The impetus for “Behold the Devil” came from Wagner’s longtime editor/sister-in-law Diana Schutz. “When Diana and I first sat down to talk about what we wanted to see happen project-wise for the 25th anniversary, she said, ‘Look, it’s the 25th anniversary. You’ve got to draw a Grendel story and not just write one.’ I said, ‘Yeah, you’re right,'” Wagner recalled. “Then she said, ‘And if you’re drawing it, it’s got to be a Hunter Rose story.’ I said, ‘Yeah, you’re right.’ And she said, ‘And if it’s a Hunter Rose story, it’s got to be something important, and not just a Hunter Rose caper.’
Meeting Schutz’s challenge wasn’t easy. “I was like, ‘Ah, shit! I already told all his important stuff!'” Wagner laughed. “I thought about it for a while, and then eventually something came to me and I thought, ‘There’s a hole in the story, there’s something I can do.'”

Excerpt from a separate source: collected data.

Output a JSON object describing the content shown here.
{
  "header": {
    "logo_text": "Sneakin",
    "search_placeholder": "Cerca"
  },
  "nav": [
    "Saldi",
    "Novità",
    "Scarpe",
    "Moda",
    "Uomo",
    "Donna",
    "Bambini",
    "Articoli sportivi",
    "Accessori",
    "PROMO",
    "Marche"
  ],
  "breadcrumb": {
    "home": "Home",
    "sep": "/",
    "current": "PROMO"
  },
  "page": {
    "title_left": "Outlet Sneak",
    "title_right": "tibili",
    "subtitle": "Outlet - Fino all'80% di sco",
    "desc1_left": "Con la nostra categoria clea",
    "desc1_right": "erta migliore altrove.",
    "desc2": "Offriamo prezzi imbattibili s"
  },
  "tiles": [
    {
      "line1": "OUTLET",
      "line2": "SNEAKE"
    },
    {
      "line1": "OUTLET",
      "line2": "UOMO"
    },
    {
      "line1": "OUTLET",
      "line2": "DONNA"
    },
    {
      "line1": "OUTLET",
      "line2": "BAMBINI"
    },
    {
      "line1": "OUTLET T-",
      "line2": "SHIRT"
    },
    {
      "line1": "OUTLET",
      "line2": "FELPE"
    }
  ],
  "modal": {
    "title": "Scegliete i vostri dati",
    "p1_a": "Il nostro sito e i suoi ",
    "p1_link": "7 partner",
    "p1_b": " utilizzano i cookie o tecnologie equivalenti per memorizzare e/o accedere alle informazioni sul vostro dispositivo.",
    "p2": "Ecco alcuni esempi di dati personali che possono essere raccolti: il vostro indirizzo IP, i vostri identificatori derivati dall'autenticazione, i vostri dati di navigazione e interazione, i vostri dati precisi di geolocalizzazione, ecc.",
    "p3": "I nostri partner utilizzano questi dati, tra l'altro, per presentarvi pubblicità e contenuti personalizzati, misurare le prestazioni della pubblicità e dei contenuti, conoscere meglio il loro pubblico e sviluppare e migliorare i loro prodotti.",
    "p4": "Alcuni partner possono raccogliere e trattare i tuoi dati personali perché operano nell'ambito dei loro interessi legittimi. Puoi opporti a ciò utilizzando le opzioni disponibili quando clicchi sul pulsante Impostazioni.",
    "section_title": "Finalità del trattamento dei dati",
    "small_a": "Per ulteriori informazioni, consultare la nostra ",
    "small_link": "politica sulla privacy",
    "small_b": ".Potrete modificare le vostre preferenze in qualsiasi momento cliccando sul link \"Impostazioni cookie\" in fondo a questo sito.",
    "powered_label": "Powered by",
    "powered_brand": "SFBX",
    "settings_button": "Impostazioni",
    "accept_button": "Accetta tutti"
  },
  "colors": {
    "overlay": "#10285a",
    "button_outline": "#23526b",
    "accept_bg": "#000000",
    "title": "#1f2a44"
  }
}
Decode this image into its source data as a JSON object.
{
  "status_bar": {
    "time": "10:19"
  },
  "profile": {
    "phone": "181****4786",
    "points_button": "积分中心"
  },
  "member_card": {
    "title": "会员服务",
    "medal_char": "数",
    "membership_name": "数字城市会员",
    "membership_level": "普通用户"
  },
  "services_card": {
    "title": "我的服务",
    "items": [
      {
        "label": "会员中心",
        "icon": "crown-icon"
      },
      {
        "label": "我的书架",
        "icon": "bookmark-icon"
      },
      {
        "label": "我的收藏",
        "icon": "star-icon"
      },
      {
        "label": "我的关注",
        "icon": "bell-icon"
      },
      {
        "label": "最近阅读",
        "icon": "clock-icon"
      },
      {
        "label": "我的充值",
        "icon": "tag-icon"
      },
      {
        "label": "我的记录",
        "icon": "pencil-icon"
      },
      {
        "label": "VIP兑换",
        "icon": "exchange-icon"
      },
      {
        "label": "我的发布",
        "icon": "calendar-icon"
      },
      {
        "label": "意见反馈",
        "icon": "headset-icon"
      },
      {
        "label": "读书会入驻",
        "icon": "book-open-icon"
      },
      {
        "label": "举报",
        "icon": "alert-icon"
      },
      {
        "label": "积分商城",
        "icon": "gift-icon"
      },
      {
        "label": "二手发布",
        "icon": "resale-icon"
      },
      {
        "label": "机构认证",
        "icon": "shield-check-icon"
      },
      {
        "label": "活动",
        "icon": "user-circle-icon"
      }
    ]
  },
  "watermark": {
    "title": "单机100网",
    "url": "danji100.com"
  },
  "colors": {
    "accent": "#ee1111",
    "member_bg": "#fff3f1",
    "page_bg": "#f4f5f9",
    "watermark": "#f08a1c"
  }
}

That something involved looking back at the original Hunter Rose story, “Devil by the Deed.” “The nugget of the story, for readers that are familiar with Grendel, is that Grendel is a multigenerational character, a character that moves from personality to personality, has many different characters that are Grendel over the course of this narrative,” Wagner explained. “The second Grendel is Christine Spar, a journalist in the near-distant future, who is Hunter Rose’s step-granddaughter, and she has access to Hunter Rose’s private logs and journals that he had sequestered away over the course of his life, and it’s these that she later uses to write a famous book about Grendel called ‘Devil by the Deed.’
“We find out in this series that there’s a section missing – there’s a section that was obviously deliberately excised from [Hunter’s] journals, where she can see the ripped-out pages, but [Christine] has no idea why and no idea what happened during that time period. And this is that story.”
Wagner offered one other hint about what to expect from “Behold the Devil.” “Without spoiling too much, Hunter Rose is a very arrogant character,” Wagner said. “So what could make him want to disregard part of his history, a history that he’s obviously very excessively proud of, indeed, something of an egotist?”
Wagner said that he hopes “Behold the Devil,” which he is about “half-done” penciling, will come out sometime around September or October. He said the series will be proceeded by a “zero issue” available at Comic-Con International in San Diego, which will feature a six-page introduction to the series, along with a few other “Grendel Goodies.” There will also be an “Art of Grendel” hardcover available from Dark Horse later this year, featuring work on the character from both Wagner and other artists who’ve contributed to the character over the years.
And Wagner already has plans to write another Grendel series for another artist in 2008. “We’re not going to let the Grendel line die after the anniversary,” Wagner promised.
It looks like it’s a good time to be a friend of the Devil.